His eyebrows furrow in sad aggravation. His eyes are drowning in emotion.

"I love you because you're everything she's not. She's everything that I hope you'll never be. You, Silas, I want you. I want your heart beat and the warmth that I feel when I touch you. I want that blush that used to creep onto your face when I smiled at you, I want to be the only reason why it's there." he says, a sob escaping somewhere in the midst of his lamentation.

I know he means every word of it, and I almost stay. I almost give in.

I caress his jaw and draw him closer to me.

"Aidan, you're doing this for me and for yourself: for the freedom that you'll be rewarded. But that reward is meaningless if you become what you didn't want to fall back to. Please… if you love me," his eyes widened as if to retort, but I placed a finger over his naturally pouted lips and continue, "and I know you do Aidan, I know… you'd let me go."

That was it.

Si had been pushed into the almost non-existent space between us, sinking back into Aidan. The girl that I'd become over the past couple of months, the girl that stayed awake until the mere hours of the morning in worry that he was no longer Aidan, had been given back to him. She'd been given back to her creator.
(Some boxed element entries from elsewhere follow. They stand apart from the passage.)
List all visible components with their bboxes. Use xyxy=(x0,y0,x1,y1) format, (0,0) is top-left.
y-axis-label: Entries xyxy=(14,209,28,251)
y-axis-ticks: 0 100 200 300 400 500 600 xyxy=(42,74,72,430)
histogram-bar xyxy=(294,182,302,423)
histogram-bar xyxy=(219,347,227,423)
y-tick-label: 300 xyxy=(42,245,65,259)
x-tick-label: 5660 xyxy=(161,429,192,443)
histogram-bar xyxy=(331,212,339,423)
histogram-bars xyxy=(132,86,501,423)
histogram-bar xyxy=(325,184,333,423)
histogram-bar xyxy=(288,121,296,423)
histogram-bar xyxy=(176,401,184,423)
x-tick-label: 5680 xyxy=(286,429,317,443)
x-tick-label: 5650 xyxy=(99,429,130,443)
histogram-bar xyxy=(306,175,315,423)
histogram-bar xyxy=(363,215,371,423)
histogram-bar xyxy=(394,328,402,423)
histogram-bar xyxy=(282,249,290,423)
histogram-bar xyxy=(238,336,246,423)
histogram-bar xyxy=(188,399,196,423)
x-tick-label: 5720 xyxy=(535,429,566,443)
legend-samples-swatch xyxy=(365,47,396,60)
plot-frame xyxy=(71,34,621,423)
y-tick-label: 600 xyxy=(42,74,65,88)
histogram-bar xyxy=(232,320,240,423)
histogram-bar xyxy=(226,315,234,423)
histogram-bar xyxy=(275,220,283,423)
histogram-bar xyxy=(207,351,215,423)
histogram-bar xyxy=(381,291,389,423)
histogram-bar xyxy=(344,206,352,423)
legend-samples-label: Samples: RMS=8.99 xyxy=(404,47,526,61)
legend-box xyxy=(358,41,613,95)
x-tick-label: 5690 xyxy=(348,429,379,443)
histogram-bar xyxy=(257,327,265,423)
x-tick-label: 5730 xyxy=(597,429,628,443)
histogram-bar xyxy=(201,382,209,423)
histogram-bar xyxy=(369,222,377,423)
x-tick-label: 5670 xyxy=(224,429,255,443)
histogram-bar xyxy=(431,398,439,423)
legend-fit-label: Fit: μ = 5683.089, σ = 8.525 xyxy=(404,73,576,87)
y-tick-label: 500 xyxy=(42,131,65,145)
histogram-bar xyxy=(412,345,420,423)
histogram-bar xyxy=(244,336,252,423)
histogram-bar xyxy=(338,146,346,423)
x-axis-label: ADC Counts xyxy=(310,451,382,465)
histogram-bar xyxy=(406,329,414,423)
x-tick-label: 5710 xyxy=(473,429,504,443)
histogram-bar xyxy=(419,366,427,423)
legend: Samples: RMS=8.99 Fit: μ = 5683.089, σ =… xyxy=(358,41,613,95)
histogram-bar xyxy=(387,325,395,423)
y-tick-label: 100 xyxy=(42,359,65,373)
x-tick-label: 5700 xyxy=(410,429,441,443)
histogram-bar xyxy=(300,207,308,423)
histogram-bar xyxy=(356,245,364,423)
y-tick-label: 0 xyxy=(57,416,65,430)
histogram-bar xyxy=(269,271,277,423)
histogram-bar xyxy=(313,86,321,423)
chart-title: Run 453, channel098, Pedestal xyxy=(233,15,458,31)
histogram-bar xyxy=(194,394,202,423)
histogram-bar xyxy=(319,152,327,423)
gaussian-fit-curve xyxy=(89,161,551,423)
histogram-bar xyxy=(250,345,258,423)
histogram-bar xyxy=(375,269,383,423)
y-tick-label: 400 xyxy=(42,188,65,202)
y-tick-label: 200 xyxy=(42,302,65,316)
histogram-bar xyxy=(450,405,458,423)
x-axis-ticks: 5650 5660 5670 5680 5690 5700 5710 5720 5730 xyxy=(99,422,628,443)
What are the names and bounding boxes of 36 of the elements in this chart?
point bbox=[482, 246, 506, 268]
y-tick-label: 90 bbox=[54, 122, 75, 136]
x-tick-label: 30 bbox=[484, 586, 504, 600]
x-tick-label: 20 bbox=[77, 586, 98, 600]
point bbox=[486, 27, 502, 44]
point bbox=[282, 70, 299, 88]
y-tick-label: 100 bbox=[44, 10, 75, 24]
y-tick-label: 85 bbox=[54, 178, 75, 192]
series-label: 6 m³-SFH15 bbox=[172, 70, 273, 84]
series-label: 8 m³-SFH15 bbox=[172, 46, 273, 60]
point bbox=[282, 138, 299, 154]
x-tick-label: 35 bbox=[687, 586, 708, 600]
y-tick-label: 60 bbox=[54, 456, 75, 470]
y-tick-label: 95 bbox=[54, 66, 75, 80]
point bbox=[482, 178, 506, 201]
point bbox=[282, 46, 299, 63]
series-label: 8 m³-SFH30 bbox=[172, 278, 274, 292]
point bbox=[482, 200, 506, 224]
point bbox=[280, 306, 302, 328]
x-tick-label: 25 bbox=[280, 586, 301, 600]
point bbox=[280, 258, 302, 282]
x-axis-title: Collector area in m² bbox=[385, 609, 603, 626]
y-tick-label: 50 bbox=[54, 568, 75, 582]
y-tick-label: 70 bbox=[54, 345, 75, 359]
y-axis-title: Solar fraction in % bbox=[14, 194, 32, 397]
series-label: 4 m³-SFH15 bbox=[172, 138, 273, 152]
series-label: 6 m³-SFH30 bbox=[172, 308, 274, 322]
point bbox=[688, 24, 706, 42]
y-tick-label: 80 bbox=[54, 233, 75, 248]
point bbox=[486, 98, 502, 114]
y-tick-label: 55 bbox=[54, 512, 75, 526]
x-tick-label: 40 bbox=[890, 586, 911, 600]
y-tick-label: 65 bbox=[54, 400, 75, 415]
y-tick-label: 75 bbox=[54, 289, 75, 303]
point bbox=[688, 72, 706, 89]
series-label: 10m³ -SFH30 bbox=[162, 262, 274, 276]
The tears had ceased in his eyes, but they had been created in mine.

He understood.

He said nothing. He swallowed and continued to stare into my eyes; pleading with words that he knew could never bring me back to him. I was gone.

And in that moment, that tiny minuscule of a moment that I knew I'd regret for a lifetime and forever,

I kissed him- I kissed him for the time that he'd playfully wrestled me into bed upon figuring out I had a bag of blood hidden in my shirt; I kissed him for the times that my favorite pizza he brought home for me would fix everything, and he'd eat it with me like he enjoyed it; I kissed him for all those fights, all those pointless fights that ended in glorious nights against his cool skin; and I kissed him for the moment I came face-to-face with the gorgeous stranger that offered me his shirt when I tripped and spilled coffee on myself outside of our home- his home.

I kissed him for all the moments that I'd loved him and continued to love him and will continue to love him.

I, Silas, kissed him, before turning my face away and his lips lingered on my cheek.

I brushed past him and out the backdoor, hearing a violent sob break freak from the broken man behind me, and an echo of one forms on my lips.

The clock in the kitchen has a voice that has long been dead and reverberates through the two-story town house, a reminder of seconds and minutes and hours and days wasted on its distractions.